Sunlight illuminating coral, Great Barrier Reef © Troy Mayne

"Black hole" in Reef repair funding must be addressed in Federal Budget

25 Apr 2016

Keywords
  • climate change
  • great barrier reef
  • marine species
  • marine turtles
Following last night’s impassioned plea from Sir David Attenborough to protect the Great Barrier Reef, WWF-Australia today called on the Australian Government to fix a $100 million "black hole" in the budget for critical Reef programs.

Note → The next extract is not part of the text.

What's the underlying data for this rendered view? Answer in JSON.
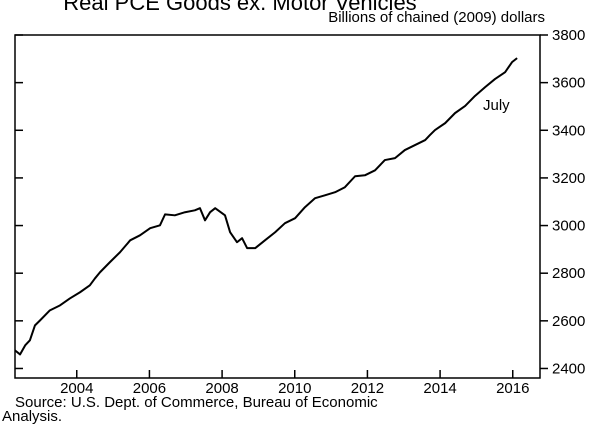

In the Great Barrier Reef Water Science Taskforce’s Interim Report the Australian Government’s commitment for pollution programs is set out as $300 million over five years.
 
But the annual budget figures in the report show a $100 million "black hole" in Federal funding with only $198.8 million allocated over the five-year period.
 
“With the Great Barrier Reef experiencing the worst bleaching event in its history, now is not the time to be cutting funding to Reef programs,” said WWF-Australia spokesperson Sean Hoobin.
 
“Cutting pollution is critical to Reef health – it helps corals withstand higher temperatures, assists recovery after bleaching events, and also prevents crown of thorns starfish outbreaks.”
 
“The Australian Government announced $100 million in ‘additional’ funding last year for Reef pollution programs but failed to extend the existing $200 million base funding – thus the budget shortfall.
 
“There have also been recent announcements that initially appear to be new funds, but are simply a re-announcement of existing initiatives.
   
“The Federal Government must fix this reef-funding “black hole” by providing the resources in the May 3 budget needed to fulfil its commitment for a $300 million five year program.”
 
The Taskforce Report also shows an $84 million gap between what the Queensland Government has promised in the next five years, and what is actually budgeted.
 
“State and federal governments both need to honour the promises they have made to protect the Reef and allocate funds in upcoming Budgets,” Mr Hoobin said.
 
“The Great Barrier Reef Water Science Taskforce report also states that achieving the pollution reduction targets in the Reef 2050 Plan “is likely to require significantly more investment than currently available”.
 
“Both governments committed to these targets. Fixing these “black holes” is just the start and must be followed by a multi-billion dollar investment in water quality programs.
 
“The Government could find the money if it cut fossil fuels subsidies and re-directs key savings to restore the health of the Great Barrier Reef.”
 
Australia has to report to UNESCO by December showing there is an adequate investment strategy in place to support the Reef 2050 Plan.
 
“Australia found billions to save the Murray, the Reef deserves the same,” Mr Hoobin said.
 
“Saving the Reef is not just an environmental imperative but an economic one, with increased investment going to support the $6 billion tourism industry which over 70,000 people rely on for their livelihoods.”
 
As his closing remark in last night’s landmark documentary series “Great Barrier Reef”, Sir David Attenborough said: “Do we really care so little about the earth upon which we live that we don’t wish to protect one of its greatest wonders from the consequences of our behaviours?”
 
With the Reef now experiencing its worst bleaching event ever, more resources, both financial and human, are urgently needed in order to protect it.